I personally think the company has a future, I'm a British Cypriot and spent many childhood holidays in Cyprus and even lived in Cyprus for 2 years. Cypriots for one aren't stupid, we're looking at a population with the highest higher education rate in the whole of Europe.
The private university of Nicosia that also has several colleges and other universities (one of which I attended) across the island have a large amount of students from African countries because Cyprus is the closets place Africans can go to for a European education (also note that thier universities and colleges are associated with British universities and offering British qualifications). And it was these very students that were pestering the university to accept Bitcoin. The university has already accepted its first payment for a course and Neo-Bee processed this payment. Were talking about courses that cost thousands of pounds and the 1 or 2% commission fee taking for these courses are going to be a large part of the turn over of Neo-Bee for years to come. As we know Bitcoin is a more stable currency than many African fiat currency and Bitcoin is corruption free as well as a store of value so the proliferation of Bitcoin in Africa is only limited by the governments crackdown on it.
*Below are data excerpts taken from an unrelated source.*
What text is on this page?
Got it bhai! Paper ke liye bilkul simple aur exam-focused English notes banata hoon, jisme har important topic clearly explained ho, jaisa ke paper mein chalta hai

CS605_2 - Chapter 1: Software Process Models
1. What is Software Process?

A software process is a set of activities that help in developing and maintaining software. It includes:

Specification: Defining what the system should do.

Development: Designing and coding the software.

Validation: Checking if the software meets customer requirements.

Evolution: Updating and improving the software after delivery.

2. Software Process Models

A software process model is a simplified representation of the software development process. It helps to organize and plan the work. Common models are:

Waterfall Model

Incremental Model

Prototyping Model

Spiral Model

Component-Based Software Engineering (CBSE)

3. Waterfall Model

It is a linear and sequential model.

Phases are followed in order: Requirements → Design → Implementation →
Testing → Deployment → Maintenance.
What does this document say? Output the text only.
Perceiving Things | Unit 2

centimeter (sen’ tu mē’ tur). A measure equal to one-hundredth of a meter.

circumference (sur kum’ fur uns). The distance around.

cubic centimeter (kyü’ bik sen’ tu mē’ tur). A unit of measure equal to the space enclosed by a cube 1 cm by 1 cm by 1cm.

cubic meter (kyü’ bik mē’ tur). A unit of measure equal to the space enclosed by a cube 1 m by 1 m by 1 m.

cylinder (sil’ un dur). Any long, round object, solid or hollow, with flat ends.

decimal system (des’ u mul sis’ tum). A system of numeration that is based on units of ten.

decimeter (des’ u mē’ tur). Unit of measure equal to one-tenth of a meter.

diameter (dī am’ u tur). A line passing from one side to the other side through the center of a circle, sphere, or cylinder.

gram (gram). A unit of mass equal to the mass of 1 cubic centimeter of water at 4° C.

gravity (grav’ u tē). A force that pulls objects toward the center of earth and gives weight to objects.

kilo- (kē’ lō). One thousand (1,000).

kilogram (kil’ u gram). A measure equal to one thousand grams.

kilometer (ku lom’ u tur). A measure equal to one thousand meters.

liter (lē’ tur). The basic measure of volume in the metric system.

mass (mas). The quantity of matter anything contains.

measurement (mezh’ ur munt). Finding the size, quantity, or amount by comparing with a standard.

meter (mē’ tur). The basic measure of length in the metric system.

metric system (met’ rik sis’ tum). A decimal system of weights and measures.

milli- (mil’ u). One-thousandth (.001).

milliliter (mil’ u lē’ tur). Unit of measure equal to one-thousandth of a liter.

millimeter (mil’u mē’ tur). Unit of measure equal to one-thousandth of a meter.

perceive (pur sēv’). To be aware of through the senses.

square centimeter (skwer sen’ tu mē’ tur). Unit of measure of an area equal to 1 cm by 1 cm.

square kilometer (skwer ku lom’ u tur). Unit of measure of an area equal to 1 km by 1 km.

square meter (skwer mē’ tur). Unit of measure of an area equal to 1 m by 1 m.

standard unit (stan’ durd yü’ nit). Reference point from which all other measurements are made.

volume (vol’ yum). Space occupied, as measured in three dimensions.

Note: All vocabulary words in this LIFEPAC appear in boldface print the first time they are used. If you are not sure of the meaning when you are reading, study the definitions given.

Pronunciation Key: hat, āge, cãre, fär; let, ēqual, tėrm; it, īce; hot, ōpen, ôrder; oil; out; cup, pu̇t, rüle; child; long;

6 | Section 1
Edit: The Cypriot government has been lobbied by the University of Nicosia and I see no legal problems with Bitcoin in Cyprus
Even though I left Cyprus more than 10 years ago, I can validate Petes view.
I live in Cyprus and can confirm what it has been said.
The fact that the University of Nicosia is in full support makes the whole society much more comfortable and positive, in spite of all those negative news that are spiralling from around the world.
University of Cyprus CFO said on Keiser Report they are working on opening the first Bitcoin stock exchange in the world (like the NY stock exchange or NASDAQ) to turn Cyprus into a world Bitcoin financial hub. Any connection to that?